SElinux and alternative ssh ports

It is quite common, and can be very effective, to use alternative/non-standard ssh ports to avoid port scans. Normally ssh listens for incoming connections on port 22. As this is its published port number it is easy for people and software to connect to this port and try random or typical user names and passwords (e.g. "root" user with password "password"). To make this more difficult ssh can be set up to listen to a non-standard port so that only those who know which port it is can connect quickly and easily. This technique is one I have used successfully for many years. With the release of Fedora 9 and the expansion of its SElinux policy, getting ssh to listen on alternative ports requires an additional step.

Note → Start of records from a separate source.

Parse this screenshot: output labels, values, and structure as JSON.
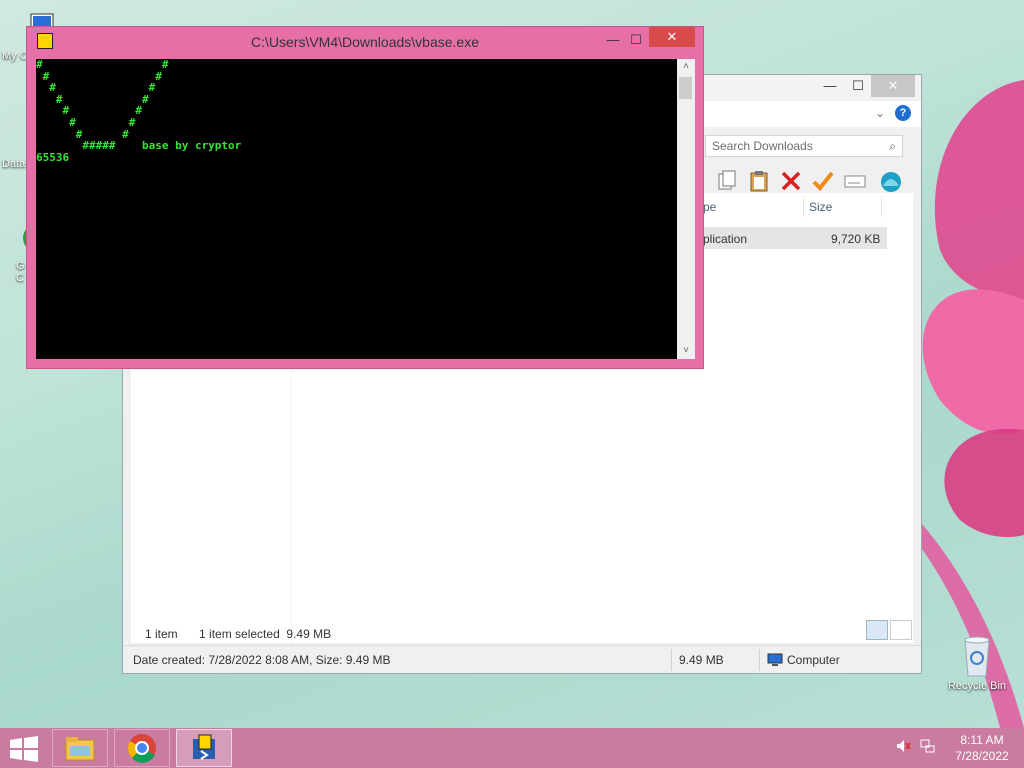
{
  "desktop": {
    "icons": [
      {
        "label": "My C"
      },
      {
        "label": "Data"
      },
      {
        "label": "G\nC"
      }
    ],
    "recycle_bin_label": "Recycle Bin"
  },
  "console": {
    "title": "C:\\Users\\VM4\\Downloads\\vbase.exe",
    "output_lines": [
      "#                  #",
      " #                #",
      "  #              #",
      "   #            #",
      "    #          #",
      "     #        #",
      "      #      #",
      "       #####    base by cryptor",
      "65536"
    ]
  },
  "explorer": {
    "search_placeholder": "Search Downloads",
    "columns": [
      {
        "label": "pe"
      },
      {
        "label": "Size"
      }
    ],
    "rows": [
      {
        "type": "plication",
        "size": "9,720 KB"
      }
    ],
    "status": {
      "items_count": "1 item",
      "selected": "1 item selected  9.49 MB"
    },
    "details_bar": {
      "info": "Date created: 7/28/2022 8:08 AM, Size: 9.49 MB",
      "size": "9.49 MB",
      "location": "Computer"
    }
  },
  "taskbar": {
    "apps": [
      {
        "name": "file-explorer"
      },
      {
        "name": "chrome"
      },
      {
        "name": "vbase-console"
      }
    ],
    "clock_time": "8:11 AM",
    "clock_date": "7/28/2022"
  },
  "colors": {
    "console_frame": "#e76fa8",
    "console_text": "#33e533",
    "taskbar": "#c97ca0"
  }
}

The general approach to setting up an alternative port is simply to change or add a "Port" option in the sshd configuration file (usually /etc/ssh/sshd_config) and make appropriate changes to the firewall infrastructure. In Fedora 9 the ssh daemon is more fully confined by the default targeted SELinux policy. In particular, the ssh daemon (called sshd) is only able to connect to ports labelled with the ssh_port_t security type. You can see the SElinux policy labelling of ports using the SElinux command:

#/usr/sbin/semanage port -l

This will list all the SElinux type labels that have been associated with ports.

When the ssh daemon first starts up (usually at boot time) and if it is configured to listen to ports other than port 22, an access violation will be logged in the audit logs:

#ausearch -ts 10:00 | grep AVC | grep ssh type=AVC msg=audit(1213176066.658:74): avc: denied { name_bind } for pid=17021 comm="sshd" src=1234 scontext=unconfined_u:system_r:sshd_t:s0-s0:c0.c1023 tcontext=system_u:object_r:port_t:s0 tclass=tcp_socket ...

Here ssh is trying to access port 1234 and is being denied (note, this port number is just used for demonstration purposes). The solution is to label port 1234 with the SElinux type ssh_port_t using the semanage command:

#/usr/sbin/semanage port -a -t ssh_port_t -p tcp 1234

Upon restarting, sshd will now be granted access to the alternative port.